I’m 43, divorced three years, and have been dating a younger man, 32, for the past two years.
I’m an executive in a successful company, he’s a tech whiz in a start-up. We have fun together, he’s smart, cool, and in some ways an “old soul.”
For example, he’s very thoughtful about being a “friend” to my son, who’s 13, without ever trying to act as a parent.
He’ll also easily change our plans to go out if my ex has a rare but sudden reason why he can’t have our son for a scheduled stay.
If it’s my weekend with my son at home, my “boyfriend” will come over to play sports and video games with him, and we’ll all watch an age-appropriate movie together.
Dating this younger man after my divorce, I didn’t move quickly into relationship mode.
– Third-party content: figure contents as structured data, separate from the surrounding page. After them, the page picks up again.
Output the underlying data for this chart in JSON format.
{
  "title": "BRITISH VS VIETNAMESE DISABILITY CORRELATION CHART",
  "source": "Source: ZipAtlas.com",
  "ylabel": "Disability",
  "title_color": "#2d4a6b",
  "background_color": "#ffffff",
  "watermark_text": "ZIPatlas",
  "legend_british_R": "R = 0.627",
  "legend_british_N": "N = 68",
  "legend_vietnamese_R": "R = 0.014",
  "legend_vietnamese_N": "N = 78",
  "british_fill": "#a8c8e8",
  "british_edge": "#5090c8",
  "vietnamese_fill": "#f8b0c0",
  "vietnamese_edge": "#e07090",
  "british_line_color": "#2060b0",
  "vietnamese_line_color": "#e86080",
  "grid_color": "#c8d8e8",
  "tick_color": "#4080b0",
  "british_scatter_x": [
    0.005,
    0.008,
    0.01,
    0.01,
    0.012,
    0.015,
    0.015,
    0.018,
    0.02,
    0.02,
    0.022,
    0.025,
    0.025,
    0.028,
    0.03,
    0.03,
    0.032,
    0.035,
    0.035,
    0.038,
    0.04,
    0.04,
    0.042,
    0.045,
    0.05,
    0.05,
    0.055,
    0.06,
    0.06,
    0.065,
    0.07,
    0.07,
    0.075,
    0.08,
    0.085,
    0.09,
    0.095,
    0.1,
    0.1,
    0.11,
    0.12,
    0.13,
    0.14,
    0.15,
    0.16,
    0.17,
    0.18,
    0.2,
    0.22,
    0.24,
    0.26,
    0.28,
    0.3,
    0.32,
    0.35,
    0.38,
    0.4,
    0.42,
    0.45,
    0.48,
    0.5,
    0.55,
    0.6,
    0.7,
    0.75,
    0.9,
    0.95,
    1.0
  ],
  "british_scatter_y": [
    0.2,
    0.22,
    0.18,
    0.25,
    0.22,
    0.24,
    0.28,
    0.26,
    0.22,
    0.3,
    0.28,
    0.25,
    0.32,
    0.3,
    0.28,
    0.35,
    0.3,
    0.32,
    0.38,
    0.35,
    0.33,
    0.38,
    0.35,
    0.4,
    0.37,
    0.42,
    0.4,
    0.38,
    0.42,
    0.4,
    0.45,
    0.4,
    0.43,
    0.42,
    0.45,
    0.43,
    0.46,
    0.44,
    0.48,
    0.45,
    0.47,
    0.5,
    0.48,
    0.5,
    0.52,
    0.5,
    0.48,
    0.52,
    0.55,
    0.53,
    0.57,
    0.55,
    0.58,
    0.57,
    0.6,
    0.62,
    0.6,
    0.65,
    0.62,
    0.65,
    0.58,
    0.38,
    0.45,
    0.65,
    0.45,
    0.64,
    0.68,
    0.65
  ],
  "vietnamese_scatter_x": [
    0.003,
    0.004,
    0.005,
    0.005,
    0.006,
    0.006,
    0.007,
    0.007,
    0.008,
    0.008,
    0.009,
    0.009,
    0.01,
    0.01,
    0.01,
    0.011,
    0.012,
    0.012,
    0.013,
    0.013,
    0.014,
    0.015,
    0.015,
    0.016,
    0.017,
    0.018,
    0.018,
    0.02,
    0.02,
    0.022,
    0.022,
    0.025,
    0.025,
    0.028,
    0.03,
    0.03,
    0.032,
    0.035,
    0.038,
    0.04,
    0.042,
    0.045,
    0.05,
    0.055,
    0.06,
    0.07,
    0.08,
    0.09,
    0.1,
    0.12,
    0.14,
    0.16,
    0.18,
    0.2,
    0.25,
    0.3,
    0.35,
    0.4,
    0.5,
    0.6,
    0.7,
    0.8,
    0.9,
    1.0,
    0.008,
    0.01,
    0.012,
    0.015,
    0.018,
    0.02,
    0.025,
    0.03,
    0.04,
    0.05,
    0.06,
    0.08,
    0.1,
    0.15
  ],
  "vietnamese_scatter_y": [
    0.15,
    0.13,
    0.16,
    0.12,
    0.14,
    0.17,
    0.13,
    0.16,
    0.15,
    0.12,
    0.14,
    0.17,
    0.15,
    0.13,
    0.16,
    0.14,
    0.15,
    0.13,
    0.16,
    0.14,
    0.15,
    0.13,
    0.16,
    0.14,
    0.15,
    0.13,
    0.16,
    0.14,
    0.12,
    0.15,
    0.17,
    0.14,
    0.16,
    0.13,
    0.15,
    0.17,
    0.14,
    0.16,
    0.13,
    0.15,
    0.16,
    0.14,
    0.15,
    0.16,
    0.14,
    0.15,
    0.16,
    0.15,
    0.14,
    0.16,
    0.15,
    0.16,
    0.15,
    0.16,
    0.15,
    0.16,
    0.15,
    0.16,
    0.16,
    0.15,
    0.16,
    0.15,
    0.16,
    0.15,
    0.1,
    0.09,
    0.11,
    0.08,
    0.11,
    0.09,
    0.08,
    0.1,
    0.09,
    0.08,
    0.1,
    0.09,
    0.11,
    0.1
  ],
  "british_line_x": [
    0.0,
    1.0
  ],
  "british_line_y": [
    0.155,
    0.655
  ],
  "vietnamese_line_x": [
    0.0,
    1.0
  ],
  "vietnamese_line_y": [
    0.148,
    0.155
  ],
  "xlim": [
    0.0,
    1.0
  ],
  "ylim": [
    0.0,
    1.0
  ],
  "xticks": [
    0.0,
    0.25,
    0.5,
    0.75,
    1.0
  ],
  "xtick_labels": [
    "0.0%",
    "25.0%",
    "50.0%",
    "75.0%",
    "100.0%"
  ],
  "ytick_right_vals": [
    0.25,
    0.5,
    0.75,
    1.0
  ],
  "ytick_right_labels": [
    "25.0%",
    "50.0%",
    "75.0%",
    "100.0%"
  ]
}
While we’ve been intimate, it wasn’t the driving element of our time together.
Also, I think I always knew this wasn’t going to last forever.
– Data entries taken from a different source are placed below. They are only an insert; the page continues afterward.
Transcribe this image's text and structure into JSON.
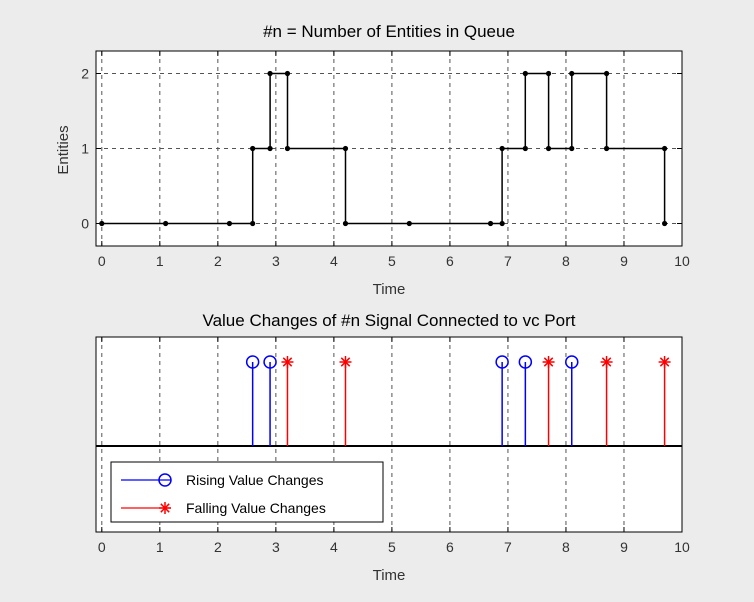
{
  "chart_data": [
    {
      "type": "line",
      "step": true,
      "title": "#n = Number of Entities in Queue",
      "xlabel": "Time",
      "ylabel": "Entities",
      "xlim": [
        -0.1,
        10
      ],
      "ylim": [
        -0.3,
        2.3
      ],
      "xticks": [
        0,
        1,
        2,
        3,
        4,
        5,
        6,
        7,
        8,
        9,
        10
      ],
      "yticks": [
        0,
        1,
        2
      ],
      "grid": true,
      "color": "#000000",
      "points": [
        [
          0,
          0
        ],
        [
          1.1,
          0
        ],
        [
          2.2,
          0
        ],
        [
          2.6,
          0
        ],
        [
          2.6,
          1
        ],
        [
          2.9,
          1
        ],
        [
          2.9,
          2
        ],
        [
          3.2,
          2
        ],
        [
          3.2,
          1
        ],
        [
          4.2,
          1
        ],
        [
          4.2,
          0
        ],
        [
          5.3,
          0
        ],
        [
          6.7,
          0
        ],
        [
          6.9,
          0
        ],
        [
          6.9,
          1
        ],
        [
          7.3,
          1
        ],
        [
          7.3,
          2
        ],
        [
          7.7,
          2
        ],
        [
          7.7,
          1
        ],
        [
          8.1,
          1
        ],
        [
          8.1,
          2
        ],
        [
          8.7,
          2
        ],
        [
          8.7,
          1
        ],
        [
          9.7,
          1
        ],
        [
          9.7,
          0
        ]
      ]
    },
    {
      "type": "stem",
      "title": "Value Changes of #n Signal Connected to vc Port",
      "xlabel": "Time",
      "xlim": [
        -0.1,
        10
      ],
      "xticks": [
        0,
        1,
        2,
        3,
        4,
        5,
        6,
        7,
        8,
        9,
        10
      ],
      "grid": true,
      "legend_position": "bottom-left",
      "series": [
        {
          "name": "Rising Value Changes",
          "marker": "circle",
          "color": "#0000ff",
          "x": [
            2.6,
            2.9,
            6.9,
            7.3,
            8.1
          ]
        },
        {
          "name": "Falling Value Changes",
          "marker": "asterisk",
          "color": "#ff0000",
          "x": [
            3.2,
            4.2,
            7.7,
            8.7,
            9.7
          ]
        }
      ]
    }
  ]
}
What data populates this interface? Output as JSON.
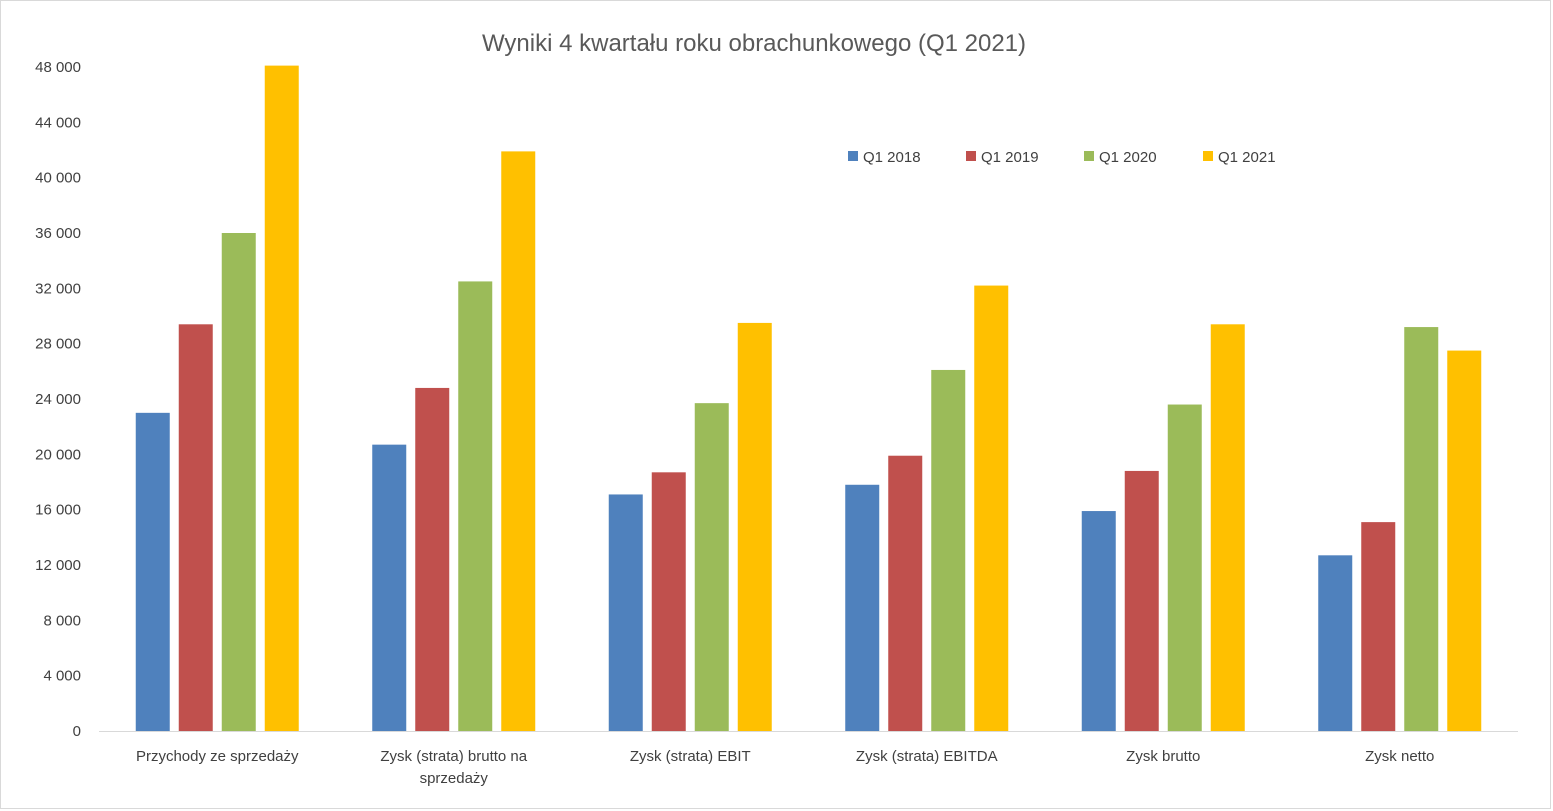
{
  "chart_data": {
    "type": "bar",
    "title": "Wyniki 4 kwartału roku obrachunkowego (Q1 2021)",
    "xlabel": "",
    "ylabel": "",
    "ylim": [
      0,
      48000
    ],
    "yticks": [
      0,
      4000,
      8000,
      12000,
      16000,
      20000,
      24000,
      28000,
      32000,
      36000,
      40000,
      44000,
      48000
    ],
    "ytick_labels": [
      "0",
      "4 000",
      "8 000",
      "12 000",
      "16 000",
      "20 000",
      "24 000",
      "28 000",
      "32 000",
      "36 000",
      "40 000",
      "44 000",
      "48 000"
    ],
    "grid": false,
    "legend_position": "top-right",
    "categories": [
      [
        "Przychody ze sprzedaży"
      ],
      [
        "Zysk (strata) brutto na",
        "sprzedaży"
      ],
      [
        "Zysk (strata) EBIT"
      ],
      [
        "Zysk (strata) EBITDA"
      ],
      [
        "Zysk brutto"
      ],
      [
        "Zysk netto"
      ]
    ],
    "series": [
      {
        "name": "Q1 2018",
        "color": "#4F81BD",
        "values": [
          23000,
          20700,
          17100,
          17800,
          15900,
          12700
        ]
      },
      {
        "name": "Q1 2019",
        "color": "#C0504D",
        "values": [
          29400,
          24800,
          18700,
          19900,
          18800,
          15100
        ]
      },
      {
        "name": "Q1 2020",
        "color": "#9BBB59",
        "values": [
          36000,
          32500,
          23700,
          26100,
          23600,
          29200
        ]
      },
      {
        "name": "Q1 2021",
        "color": "#FFC000",
        "values": [
          48100,
          41900,
          29500,
          32200,
          29400,
          27500
        ]
      }
    ]
  }
}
But I thought it’d be me who’d know when to gently end it.
Instead, he told me last week that he’s met someone whom he’s certain he wants to marry.
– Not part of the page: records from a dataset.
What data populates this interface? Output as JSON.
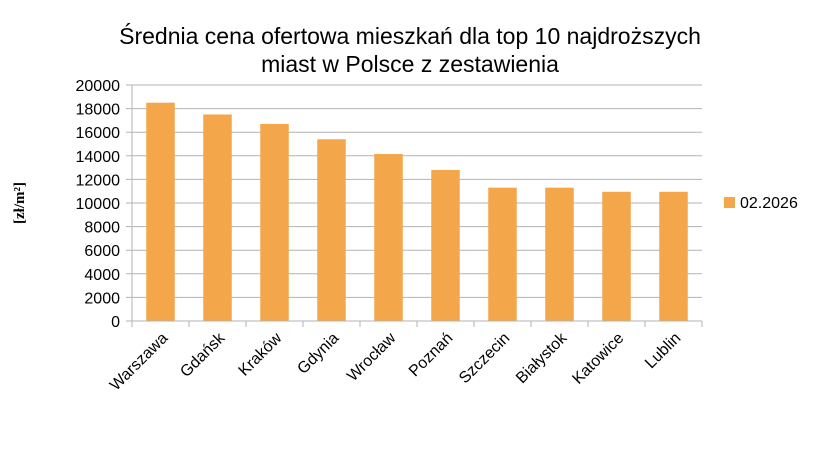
{
  "chart_data": {
    "type": "bar",
    "title": "Średnia cena ofertowa mieszkań dla top 10 najdroższych miast w Polsce z zestawienia",
    "y_label": "[zł/m²]",
    "categories": [
      "Warszawa",
      "Gdańsk",
      "Kraków",
      "Gdynia",
      "Wrocław",
      "Poznań",
      "Szczecin",
      "Białystok",
      "Katowice",
      "Lublin"
    ],
    "series": [
      {
        "name": "02.2026",
        "color": "#f4a64a",
        "values": [
          18500,
          17500,
          16700,
          15400,
          14150,
          12800,
          11300,
          11300,
          10950,
          10950
        ]
      }
    ],
    "ylim": [
      0,
      20000
    ],
    "yticks": [
      0,
      2000,
      4000,
      6000,
      8000,
      10000,
      12000,
      14000,
      16000,
      18000,
      20000
    ],
    "grid": true,
    "legend": "right"
  }
}
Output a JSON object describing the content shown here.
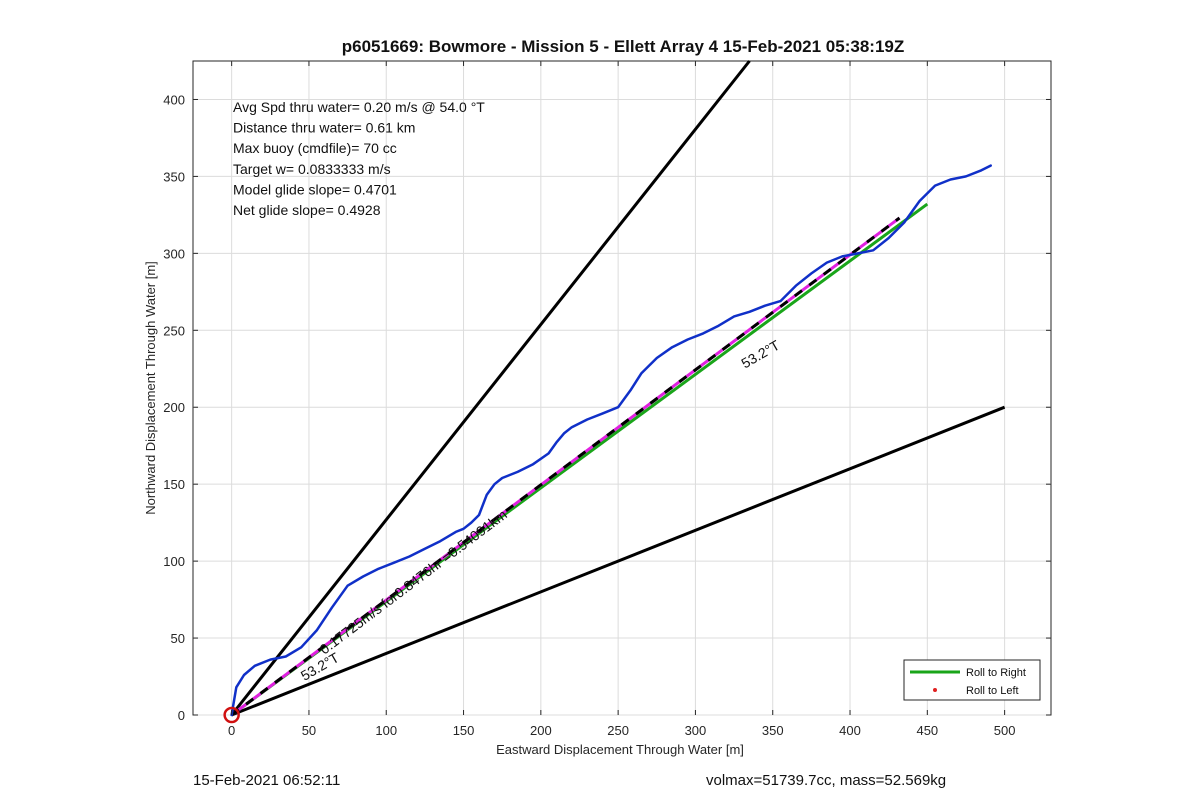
{
  "chart_data": {
    "type": "line",
    "title": "p6051669: Bowmore - Mission 5 - Ellett Array 4 15-Feb-2021 05:38:19Z",
    "xlabel": "Eastward Displacement Through Water [m]",
    "ylabel": "Northward Displacement Through Water [m]",
    "xlim": [
      -25,
      530
    ],
    "ylim": [
      0,
      425
    ],
    "xticks": [
      0,
      50,
      100,
      150,
      200,
      250,
      300,
      350,
      400,
      450,
      500
    ],
    "yticks": [
      0,
      50,
      100,
      150,
      200,
      250,
      300,
      350,
      400
    ],
    "grid": true,
    "legend_position": "bottom-right",
    "legend": [
      {
        "label": "Roll to Right",
        "color": "#1aa51a",
        "style": "line"
      },
      {
        "label": "Roll to Left",
        "color": "#e02020",
        "style": "dot"
      }
    ],
    "info_text": [
      "Avg Spd thru water=  0.20 m/s @  54.0 °T",
      "Distance thru water=  0.61 km",
      "Max buoy (cmdfile)= 70 cc",
      "Target w= 0.0833333 m/s",
      "Model glide slope= 0.4701",
      "Net glide slope= 0.4928"
    ],
    "annotations": [
      {
        "text": "0.17725m/s for0.8476hr =0.54091km",
        "x": 60,
        "y": 39,
        "angle_deg": -37
      },
      {
        "text": "53.2°T",
        "x": 47,
        "y": 22,
        "angle_deg": -30
      },
      {
        "text": "53.2°T",
        "x": 332,
        "y": 225,
        "angle_deg": -30
      }
    ],
    "series": [
      {
        "style": "path",
        "color": "#1030c8",
        "x": [
          0,
          3,
          8,
          15,
          25,
          35,
          45,
          55,
          65,
          75,
          85,
          95,
          105,
          115,
          125,
          135,
          145,
          150,
          155,
          160,
          165,
          170,
          175,
          185,
          195,
          205,
          210,
          215,
          220,
          230,
          240,
          250,
          258,
          265,
          275,
          285,
          295,
          305,
          315,
          325,
          335,
          345,
          355,
          365,
          375,
          385,
          395,
          405,
          415,
          425,
          435,
          445,
          455,
          465,
          475,
          485,
          491
        ],
        "y": [
          0,
          18,
          26,
          32,
          36,
          38,
          44,
          55,
          70,
          84,
          90,
          95,
          99,
          103,
          108,
          113,
          119,
          121,
          125,
          130,
          143,
          150,
          154,
          158,
          163,
          170,
          177,
          183,
          187,
          192,
          196,
          200,
          211,
          222,
          232,
          239,
          244,
          248,
          253,
          259,
          262,
          266,
          269,
          279,
          287,
          294,
          298,
          300,
          302,
          310,
          320,
          334,
          344,
          348,
          350,
          354,
          357
        ]
      },
      {
        "style": "green",
        "color": "#1aa51a",
        "x": [
          0,
          450
        ],
        "y": [
          0,
          332
        ]
      },
      {
        "style": "dashed-pink-black",
        "color": "#e020e0",
        "x": [
          0,
          432
        ],
        "y": [
          0,
          323
        ]
      },
      {
        "style": "black",
        "color": "#000000",
        "x": [
          0,
          335
        ],
        "y": [
          0,
          425
        ]
      },
      {
        "style": "black",
        "color": "#000000",
        "x": [
          0,
          500
        ],
        "y": [
          0,
          200
        ]
      }
    ],
    "marker": {
      "x": 0,
      "y": 0,
      "color": "#d01010"
    }
  },
  "footer": {
    "timestamp": "15-Feb-2021 06:52:11",
    "stats": "volmax=51739.7cc, mass=52.569kg"
  }
}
I was stunned. There’s been no hint or word of him dating someone else! We’re both busy with work so usually only saw each other on weekends and checked in with texts a couple of times during the week.
I’m struggling between feeling hurt that he just announced this, and understanding that it was inevitable.
He always said I was the best thing that ever happened to him, because I taught him to start seeing his life as a whole and not just in the moment.
Now, I’m wondering how to handle this sudden, abrupt change.
Do I exit the scene immediately? Or do I meet his girlfriend in the role of “close old friend?” How do I explain to my adolescent son that people can move right out of his life (especially since my ex is still a very involved father).
Or is there some better way to handle this? I really like this man a lot and want him to be happy!
You were both good for each other during a certain time period. But he’s ready, partly through your influence, to move into a different phase.
The fact that it’s not with you, is no insult or disrespect. Sure, he could’ve told you a while ago that he’d started seeing this other woman, but you didn’t have a formally committed relationship.
It was more of a loving friendship… deeper than friends with benefits, since it wasn’t mostly based on sex.
Be that strong friend he believes you are, and wish him well.
If he suggests your meeting his girlfriend, say that you’ll be happy to do so only when he’s sure that she’s interested in, and can handle, such a meeting.
You, too, can now move on with your life. The younger-man choice who adored and learned from you, was a safe haven after divorce.
There’s no need now to avoid dating more likely full-time partners. Just go slow, to be sure when it’s right.
Tell your son how lucky you both were to have had this great friend, who now needs to focus on maybe having his own kids one day.
And when he does, he’ll probably let you both know, and meet the child.
Your boy will be fine, since you and his father are very committed co-parents.
My son, 11, is switching to a different Middle School next year for a special program.
He’s a good boy but extremely quiet.
I’m worried about how to make sure he isn’t lost and friendless at the new school, e.g. organizing his after-school activities with his current “old” friends.
Also, since his old school is only one bus-ride away, he could join his current friends there for one or two lunch periods a week. Does this plan seem a good idea?
No, it has a hovering aspect that’s associated with so-called “helicopter parenting” in over-controlling and over-protecting a child’s experiences.
Helping him stay in touch with old friends, especially during his first semester, can be done with weekend plans.
But having lunch at the old school is overdoing it. He needs the time and place to find common ground with some new classmates. It won’t happen if he’s always hurrying away to catch the bus.
Tip of the day:
All meaningful relationships have a place/purpose in your life, including the briefer passages.